Une vision que ne partagent pas tous les syndicats pénitentiaires. Rien qu'à Fresnes "il y a presque 150 détenus radicalisés identifiés. Le QER, c'est 26 places, où ils peuvent rester quatre à six semaines, avance pour sa part Frédéric Godet, délégué Ufap-Unsa (majoritaire) à Fresnes. Après, ils doivent en théorie être réorientés vers d'autres structures, mais la vérité, c'est qu'ils partent au compte-gouttes, on en garde beaucoup. Et comme on n'a pas d'unité spécialisée où les garder ensuite, on les remet en détention de droit commun", a-t-il expliqué à l'AFP.
Autre argument, celui de la sécurité des surveillants. Et Christopher Dorangeville de rappeler l'agression au couteau, en septembre 2016, de deux surveillants de la prison d'Osny par un détenu radicalisé placé à l'isolement. "Tous les moyens ne sont pas mis en oeuvre par l'administration pénitentiaire pour la prise en charge des personnes radicalisées en prison. Les recrutements qui sont faits ne viennent pas renforcer nos effectifs. Or les caméras nous aident, mais elles ne font pas tout", poursuit-il.

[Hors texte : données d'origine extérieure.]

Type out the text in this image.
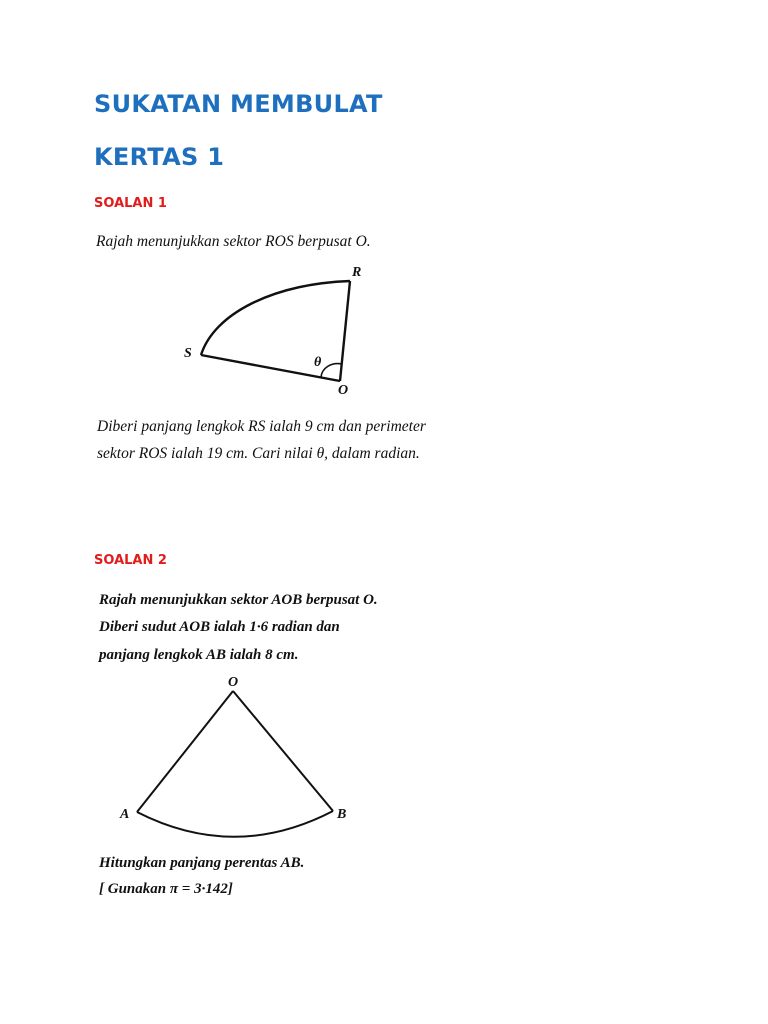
SUKATAN MEMBULAT
KERTAS 1
SOALAN 1

Rajah menunjukkan sektor ROS berpusat O.

R
S
O
θ

Diberi panjang lengkok RS ialah 9 cm dan perimeter

sektor ROS ialah 19 cm. Cari nilai θ, dalam radian.

SOALAN 2

Rajah menunjukkan sektor AOB berpusat O.

Diberi sudut AOB ialah 1·6 radian dan

panjang lengkok AB ialah 8 cm.

O
A	B

Hitungkan panjang perentas AB.

[ Gunakan π = 3·142]
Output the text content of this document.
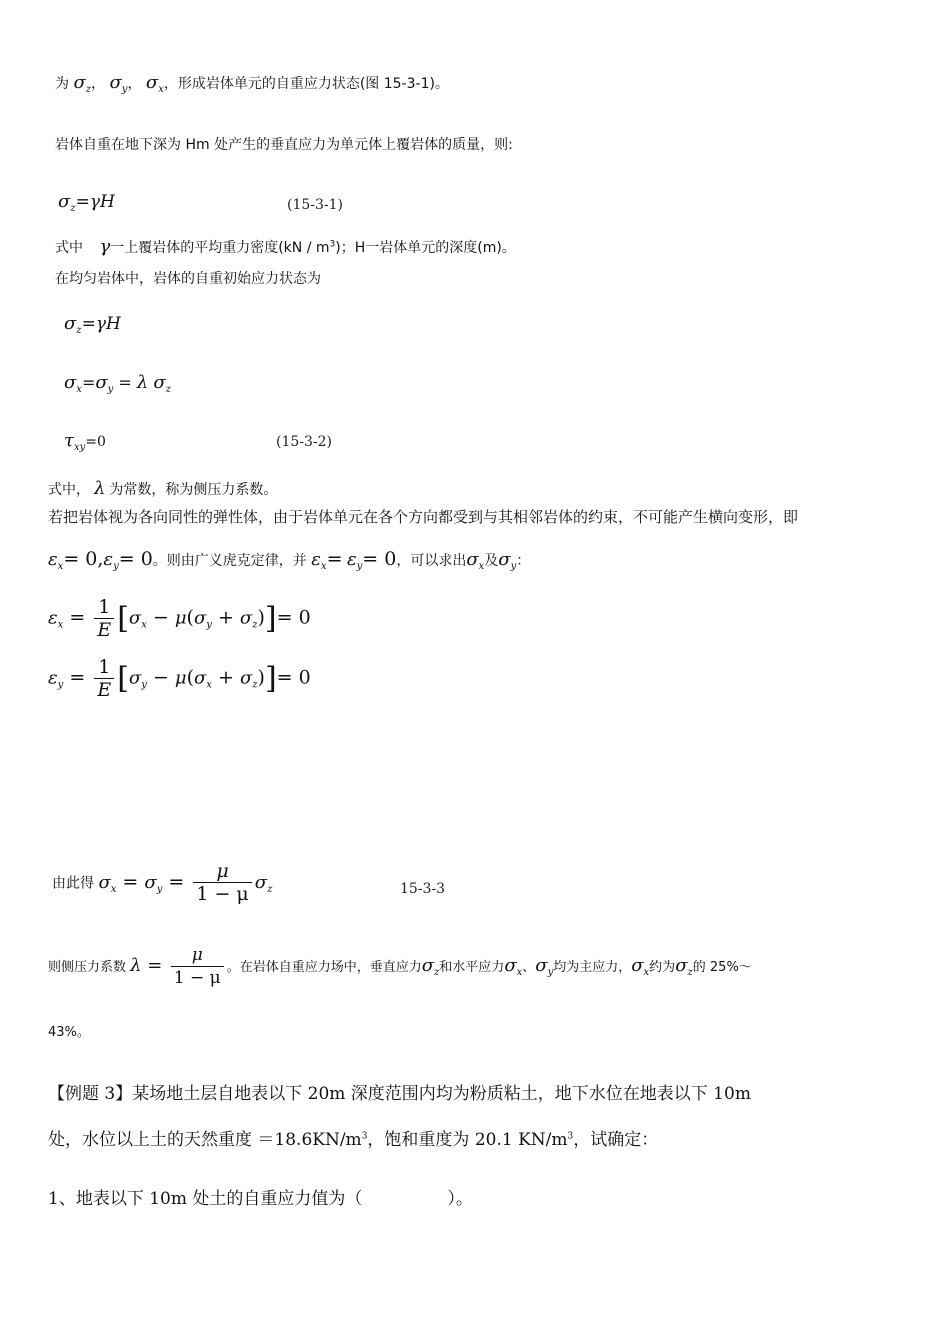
为 $\sigma_z$， $\sigma_y$， $\sigma_x$，形成岩体单元的自重应力状态(图 15-3-1)。
岩体自重在地下深为 Hm 处产生的垂直应力为单元体上覆岩体的质量，则:
$\sigma_z=\gamma H$	(15-3-1)
式中 γ一上覆岩体的平均重力密度$(kN / m^3)$；H一岩体单元的深度(m)。
在均匀岩体中，岩体的自重初始应力状态为
$\sigma_z=\gamma H$
$\sigma_x=\sigma_y = \lambda$ $\sigma_z$
$\tau_{xy}=0$	(15-3-2)
式中， λ 为常数，称为侧压力系数。
若把岩体视为各向同性的弹性体，由于岩体单元在各个方向都受到与其相邻岩体的约束，不可能产生横向变形，即
$\varepsilon_x= 0,\varepsilon_y= 0$。则由广义虎克定律，并 $\varepsilon_x= \varepsilon_y= 0$，可以求出$\sigma_x$及$\sigma_y$：
$\varepsilon_x = \frac{1}{E} [\sigma_x - \mu(\sigma_y + \sigma_z)]= 0$
$\varepsilon_y = \frac{1}{E} [\sigma_y - \mu(\sigma_x + \sigma_z)]= 0$
由此得 $\sigma_x = \sigma_y = \frac{\mu}{1 - \mu} \sigma_z$	15-3-3
则侧压力系数 $\lambda = \frac{\mu}{1 - \mu}$ 。在岩体自重应力场中，垂直应力$\sigma_z$和水平应力$\sigma_x$、$\sigma_y$均为主应力，$\sigma_x$约为$\sigma_z$的 25%～
43%。
【例题 3】某场地土层自地表以下 20m 深度范围内均为粉质粘土，地下水位在地表以下 10m
处，水位以上土的天然重度 $=18.6KN/m^3$，饱和重度为 20.1 $KN/m^3$，试确定：
1、地表以下 10m 处土的自重应力值为（　　　　　）。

Nous préférerions que les détenus radicalisés soient dispersés
Christopher Dorangeville, CGT pénitentiaire
La sénatrice écologiste Esther Benbassa, quant à elle, a mené une mission d'information sur le désendoctrinement, le désembrigadement et la réinsertion des djihadistes. Elle fait aujourd'hui le constat d'une "impasse". "L'idée de mettre ensemble des détenus radicalisés, ce n'est sûrement pas la bonne solution" confie-t-elle à LCI. "Le côté positif, c'est qu'ils sont soumis, dans ces quartiers d'évaluations, à des entretiens psychologiques, qu'il faudrait à l'avenir conserver, mais force est de constater que les quartiers d'isolement, comme les QER ne fonctionnent pas vraiment."
Alors vers quelle(s) solution(s) se tourner ? Pour l'heure, si l'on s'en rapporte au site du gouvernement, la tendance est plutôt à l'isolement, à l'accroissement sécuritaire, et à la création de nouveaux quartiers spécialisés, afin de gérer ces détenus repérés comme "sensibles" et radicalisés.

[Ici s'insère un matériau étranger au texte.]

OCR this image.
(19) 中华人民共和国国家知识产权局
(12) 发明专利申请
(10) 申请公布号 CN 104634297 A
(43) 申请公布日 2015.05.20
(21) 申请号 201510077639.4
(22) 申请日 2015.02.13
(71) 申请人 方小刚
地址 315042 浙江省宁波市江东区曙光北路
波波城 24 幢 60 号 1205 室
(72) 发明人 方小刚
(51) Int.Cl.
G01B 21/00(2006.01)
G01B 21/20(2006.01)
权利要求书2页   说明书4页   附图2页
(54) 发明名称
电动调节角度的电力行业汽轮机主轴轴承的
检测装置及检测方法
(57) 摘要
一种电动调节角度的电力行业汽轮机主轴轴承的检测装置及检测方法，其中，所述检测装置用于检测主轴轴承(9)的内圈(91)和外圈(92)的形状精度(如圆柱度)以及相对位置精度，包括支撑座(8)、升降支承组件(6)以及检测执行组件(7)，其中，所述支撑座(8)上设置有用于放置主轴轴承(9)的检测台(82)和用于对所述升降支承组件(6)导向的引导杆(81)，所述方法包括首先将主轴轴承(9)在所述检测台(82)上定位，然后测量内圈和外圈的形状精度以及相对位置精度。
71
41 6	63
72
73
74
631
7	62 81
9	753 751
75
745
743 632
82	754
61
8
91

Il est intéressant de constater que certains surveillants, eux, préconisent exactement l'inverse. "Nous n'avons pas la science infuse, cette gestion relève d'un problème de société bien plus que du monde carcéral à lui seul" explique encore Christopher Dorangeville. "Mais nous préférerions que les détenus radicalisés soient dispersés dans plusieurs centres pénitentiaires et mis à l'isolement sur place, afin de minimiser les risques."
Esther Benbassa voit plutôt la solution au travers d'un changement de paradigme : "Il faudrait peut-être créer davantage de résidences surveillées par des éducateurs pour les petits délinquants, afin que ceux-ci ne se retrouvent pas dans la possibilité d'être embrigadés, au contact de personnes radicalisées en prison." Autrement dit, en finir avec le "tout carcéral", qui prévaut encore aujourd'hui en France.